Полковник Ульяшов
И у полковника Ульяшова были вопросы. Много вопросов. И какие! Его, конечно же, не интересовала жизнь разных молодых и прочих шведов вместе с Европой, Америкой и всеми странами Африканского и Азиатского регионов. Его интересовала собственная жизнь. Она, дороже всех мыслимых благ. Потому что — он точно знал — скоро должна закончиться. И не трагический случай тому, не старость, а собственная глупость. Хотя память подсказывала разные жизненные варианты как выкрутиться, выжить, но не как уберечься. Один из них. Он помнил. Много лет назад, четверых советских — тогда ещё советских! — моряков унесло на барже в бушующий океан. Шуму было… Все газеты об этом писали. Штормом баржу сорвало. И не с адмиралами разными или капитанами какими, а именно с рядовыми моряками-срочниками. И не шпаровская это экспедиция, не подготовленная, со связью, продуктами и контролем GPS и GPRS, а случайная, драматическая… Их унесло, и они затерялись… Без воды, без еды, безо всего, вообще. Больше полутора месяцев их в океане носило… Но они выжили. Да! Похудели, естественно (что Ульяшову бы, пожалуй, не помешало), сильно загорели (это полковнику лишнее), вернулись с закалённой советской психикой (чем-чем, а этим Ульяшов, в принципе, переполнен), с опытом выживания в экстремальных условиях. Вот! Последнее («с опытом выживания») Ульяшову как раз бы сейчас! Моряки ели солдатские ремни и сапоги, кажется. На завтрак, обед и ужин. Ели! Размачивали и ели! Кушали, если по культурному. Что как раз полковнику в недалёком будущем и предстояло. Причём, не важно, как и где, но тоже добровольно-вынуждено. Правда, у советских моряков это было жизненной необходимостью, а у полковника, делом чести, то есть вынуждено. Смысл разный, но результат точно будет противоположным. Он не вынесет этого. Категорически. Не подавится, но умрёт, безусловно, и однозначно. Понимание этого, полковника убивало. Сильно и заранее. Но время ещё было. Для действий. Не для слёз — они в душе уже были, ниагарским водопадом текли, их безысходный форс-мажор вызывал, а «для оптимизации процесса в сторону положительной (для полковника Ульяшова) динамики». Что в переводе на обычный язык означает, сбивай, товарищ полковник, молоко лапками в сметану — народная мудрость! — выберешься (Возможно!) Один вариант из миллиона, может и миллиарда. Но, для оптимиста, каким себя раньше считал Ульяшов, больше — меньше, не важно. Главное, вариант был. Значит, на него курс!
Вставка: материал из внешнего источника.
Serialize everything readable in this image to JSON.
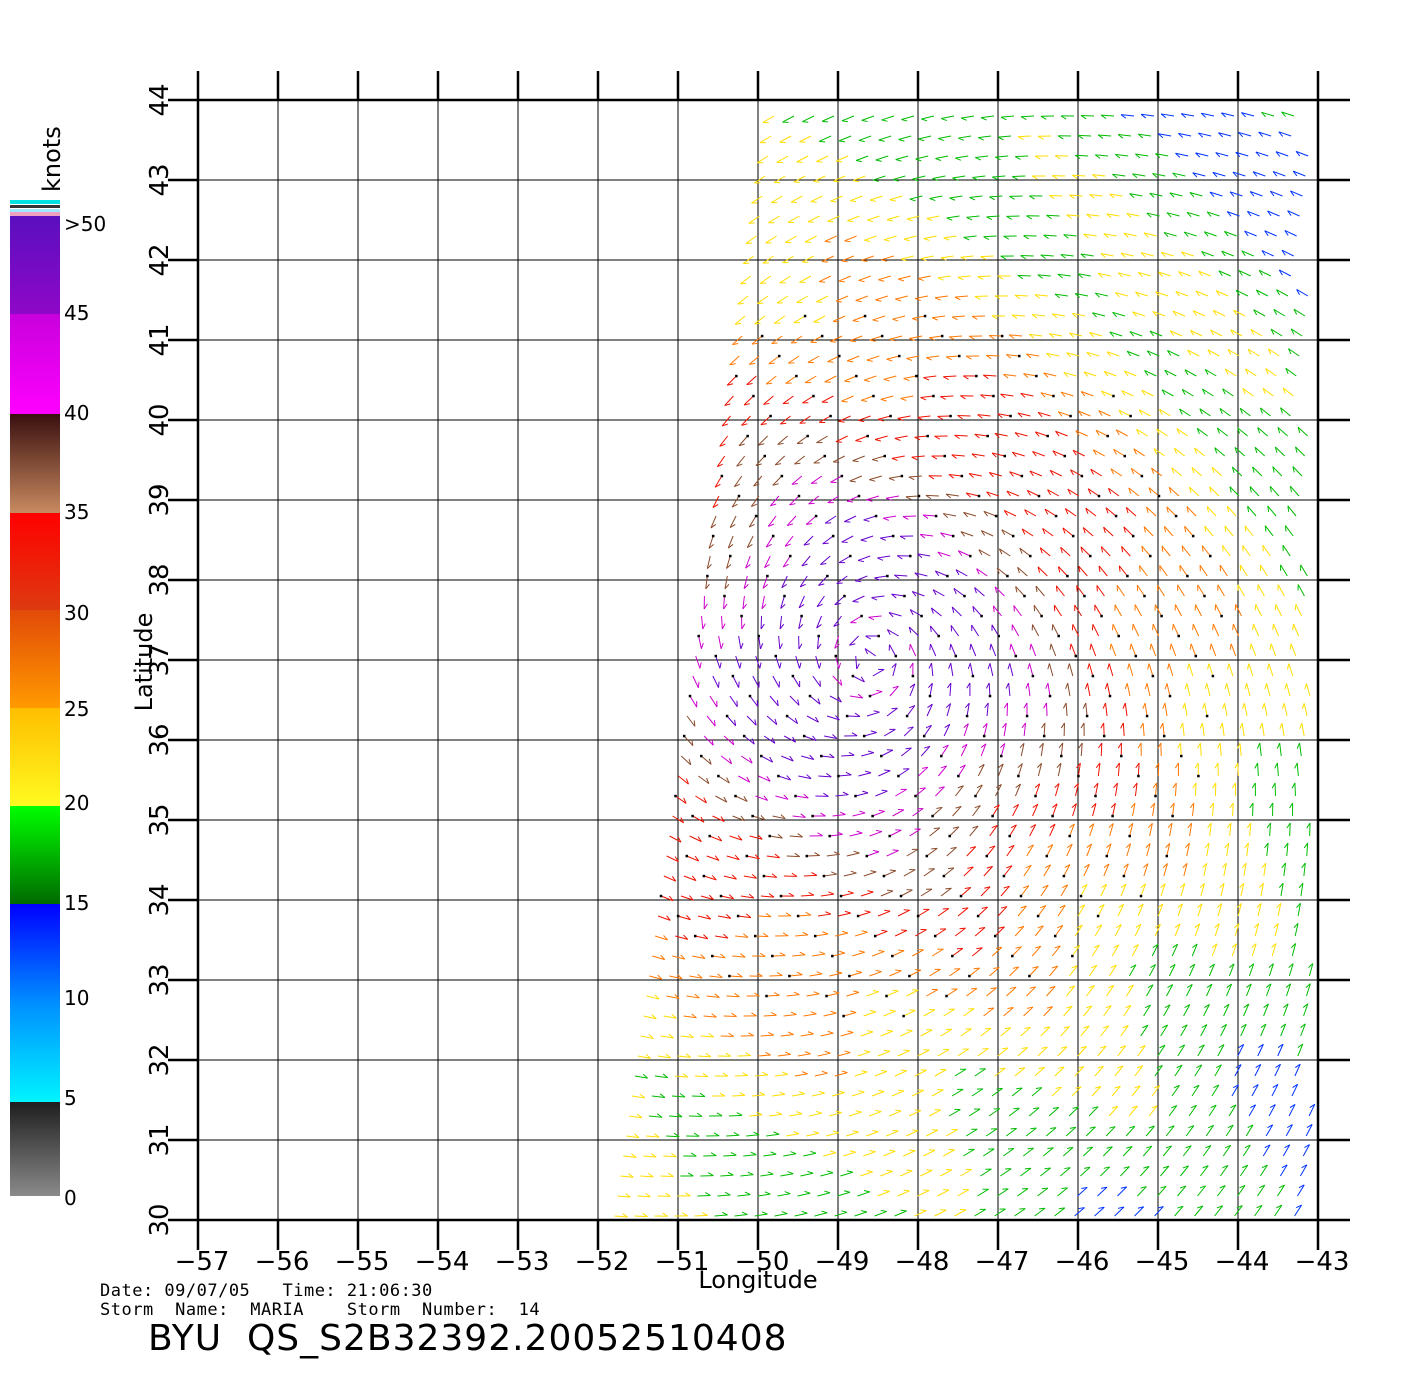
{
  "legend": {
    "unit_label": "knots",
    "labels": [
      ">50",
      "45",
      "40",
      "35",
      "30",
      "25",
      "20",
      "15",
      "10",
      "5",
      "0"
    ]
  },
  "axes": {
    "x_label": "Longitude",
    "y_label": "Latitude",
    "x_ticks": [
      "−57",
      "−56",
      "−55",
      "−54",
      "−53",
      "−52",
      "−51",
      "−50",
      "−49",
      "−48",
      "−47",
      "−46",
      "−45",
      "−44",
      "−43"
    ],
    "y_ticks": [
      "30",
      "31",
      "32",
      "33",
      "34",
      "35",
      "36",
      "37",
      "38",
      "39",
      "40",
      "41",
      "42",
      "43",
      "44"
    ],
    "lon_range": [
      -57,
      -43
    ],
    "lat_range": [
      30,
      44
    ]
  },
  "footer": {
    "date_line": "Date: 09/07/05   Time: 21:06:30",
    "storm_line": "Storm  Name:  MARIA    Storm  Number:  14",
    "product_title": "BYU  QS_S2B32392.20052510408"
  },
  "colors": {
    "speed_0_5": "#555555",
    "speed_5_10": "#00aaff",
    "speed_10_15": "#0033ff",
    "speed_15_20": "#00bb00",
    "speed_20_25": "#ffdd00",
    "speed_25_30": "#ff7700",
    "speed_30_35": "#ee1100",
    "speed_35_40": "#8a4a2a",
    "speed_40_45": "#cc00cc",
    "speed_45_50": "#6600cc"
  }
}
Получив от генерала мудрое напутствие (чего раскис? вперёд! действуй! решай!) полковник бросился к музыкантам. Их непременно нужно было задержать. Сейчас и срочно. Никаких отпусков (он теперь врио командира)!
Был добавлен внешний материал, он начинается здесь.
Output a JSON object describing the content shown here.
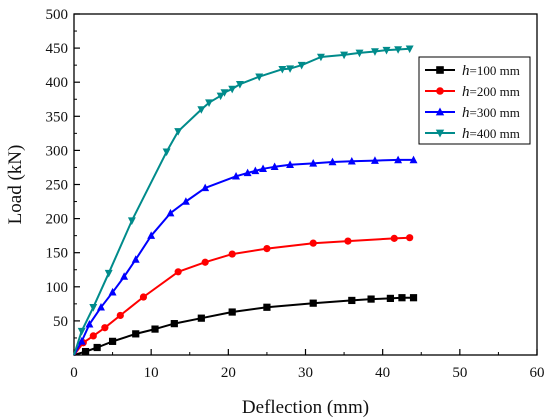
{
  "chart_data": {
    "type": "line",
    "xlabel": "Deflection (mm)",
    "ylabel": "Load (kN)",
    "xlim": [
      0,
      60
    ],
    "ylim": [
      0,
      500
    ],
    "xticks": [
      "0",
      "10",
      "20",
      "30",
      "40",
      "50",
      "60"
    ],
    "yticks": [
      "50",
      "100",
      "150",
      "200",
      "250",
      "300",
      "350",
      "400",
      "450",
      "500"
    ],
    "grid": false,
    "legend_position": "top-right",
    "series": [
      {
        "name_prefix": "h",
        "name": "=100 mm",
        "color": "#000000",
        "marker": "square",
        "x": [
          0,
          1.5,
          3.0,
          5.0,
          8.0,
          10.5,
          13.0,
          16.5,
          20.5,
          25.0,
          31.0,
          36.0,
          38.5,
          41.0,
          42.5,
          44.0
        ],
        "y": [
          0,
          5,
          11,
          20,
          31,
          38,
          46,
          54,
          63,
          70,
          76,
          80,
          82,
          83,
          84,
          84
        ]
      },
      {
        "name_prefix": "h",
        "name": "=200 mm",
        "color": "#ff0000",
        "marker": "circle",
        "x": [
          0,
          1.2,
          2.5,
          4.0,
          6.0,
          9.0,
          13.5,
          17.0,
          20.5,
          25.0,
          31.0,
          35.5,
          41.5,
          43.5
        ],
        "y": [
          0,
          18,
          28,
          40,
          58,
          85,
          122,
          136,
          148,
          156,
          164,
          167,
          171,
          172
        ]
      },
      {
        "name_prefix": "h",
        "name": "=300 mm",
        "color": "#0000ff",
        "marker": "triangle-up",
        "x": [
          0,
          1.0,
          2.0,
          3.5,
          5.0,
          6.5,
          8.0,
          10.0,
          12.5,
          14.5,
          17.0,
          21.0,
          22.5,
          23.5,
          24.5,
          26.0,
          28.0,
          31.0,
          33.5,
          36.0,
          39.0,
          42.0,
          44.0
        ],
        "y": [
          0,
          20,
          45,
          70,
          92,
          115,
          140,
          175,
          208,
          225,
          245,
          262,
          267,
          270,
          273,
          276,
          279,
          281,
          283,
          284,
          285,
          286,
          286
        ]
      },
      {
        "name_prefix": "h",
        "name": "=400 mm",
        "color": "#008b8b",
        "marker": "triangle-down",
        "x": [
          0,
          1.0,
          2.5,
          4.5,
          7.5,
          12.0,
          13.5,
          16.5,
          17.5,
          19.0,
          19.5,
          20.5,
          21.5,
          24.0,
          27.0,
          28.0,
          29.5,
          32.0,
          35.0,
          37.0,
          39.0,
          40.5,
          42.0,
          43.5
        ],
        "y": [
          0,
          35,
          70,
          120,
          197,
          298,
          328,
          360,
          370,
          380,
          385,
          390,
          397,
          408,
          419,
          420,
          425,
          437,
          440,
          443,
          445,
          447,
          448,
          449
        ]
      }
    ]
  }
}
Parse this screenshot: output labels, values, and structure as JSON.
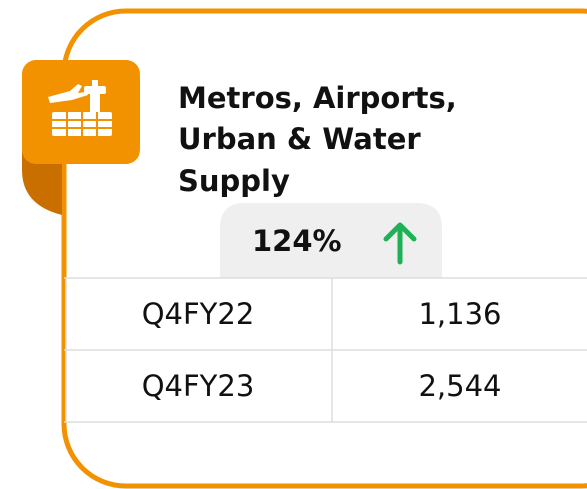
{
  "card": {
    "title_lines": [
      "Metros, Airports,",
      "Urban & Water",
      "Supply"
    ],
    "change": "124%",
    "table": {
      "rows": [
        [
          "Q4FY22",
          "1,136"
        ],
        [
          "Q4FY23",
          "2,544"
        ]
      ]
    }
  }
}
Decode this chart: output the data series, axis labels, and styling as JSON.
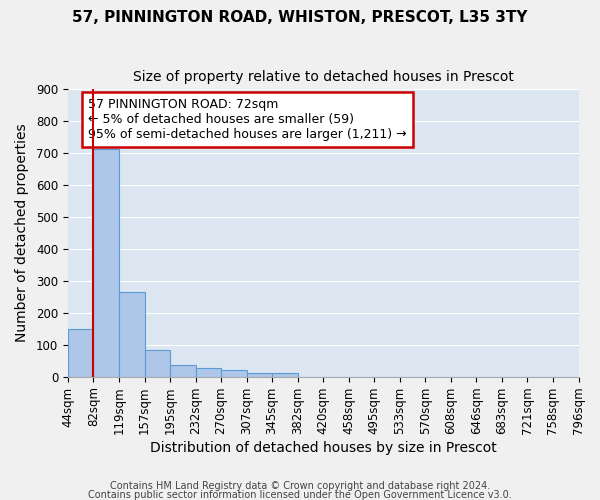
{
  "title1": "57, PINNINGTON ROAD, WHISTON, PRESCOT, L35 3TY",
  "title2": "Size of property relative to detached houses in Prescot",
  "xlabel": "Distribution of detached houses by size in Prescot",
  "ylabel": "Number of detached properties",
  "footnote1": "Contains HM Land Registry data © Crown copyright and database right 2024.",
  "footnote2": "Contains public sector information licensed under the Open Government Licence v3.0.",
  "bin_labels": [
    "44sqm",
    "82sqm",
    "119sqm",
    "157sqm",
    "195sqm",
    "232sqm",
    "270sqm",
    "307sqm",
    "345sqm",
    "382sqm",
    "420sqm",
    "458sqm",
    "495sqm",
    "533sqm",
    "570sqm",
    "608sqm",
    "646sqm",
    "683sqm",
    "721sqm",
    "758sqm",
    "796sqm"
  ],
  "bar_values": [
    148,
    713,
    265,
    83,
    37,
    28,
    20,
    13,
    12,
    0,
    0,
    0,
    0,
    0,
    0,
    0,
    0,
    0,
    0,
    0
  ],
  "bar_color": "#aec6e8",
  "bar_edge_color": "#5b9bd5",
  "bg_color": "#dce6f1",
  "grid_color": "#ffffff",
  "red_line_bin_index": 1,
  "annotation_text": "57 PINNINGTON ROAD: 72sqm\n← 5% of detached houses are smaller (59)\n95% of semi-detached houses are larger (1,211) →",
  "annotation_box_color": "#ffffff",
  "annotation_border_color": "#cc0000",
  "ylim": [
    0,
    900
  ],
  "yticks": [
    0,
    100,
    200,
    300,
    400,
    500,
    600,
    700,
    800,
    900
  ],
  "title1_fontsize": 11,
  "title2_fontsize": 10,
  "xlabel_fontsize": 10,
  "ylabel_fontsize": 10,
  "tick_fontsize": 8.5,
  "annot_fontsize": 9,
  "fig_bg_color": "#f0f0f0"
}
Полковник влетел в оркестровый класс. Запыхавшийся и вспотевший, лицо красное… Остановившись в центре комнаты, она удивительно пустой была, кроме срочников и дирижёра. Срочники чуть со стульев не попадали, стоя на них, окна тряпками протирали, а дирижёр авторучку из рук выпустил, он за столом сбоку сидел, ошарашено на вторжение повернулись.
Оглядываясь, Ульяшов перевёл дух, в классе шла влажная приборка, спросил:
— А где остальные? — Он видимо имел в виду музыкантов.
Срочники и лейтенант (он поднялся со стула, вытянулся), смотрели на полковника с удивлением, срочники даже с грустью.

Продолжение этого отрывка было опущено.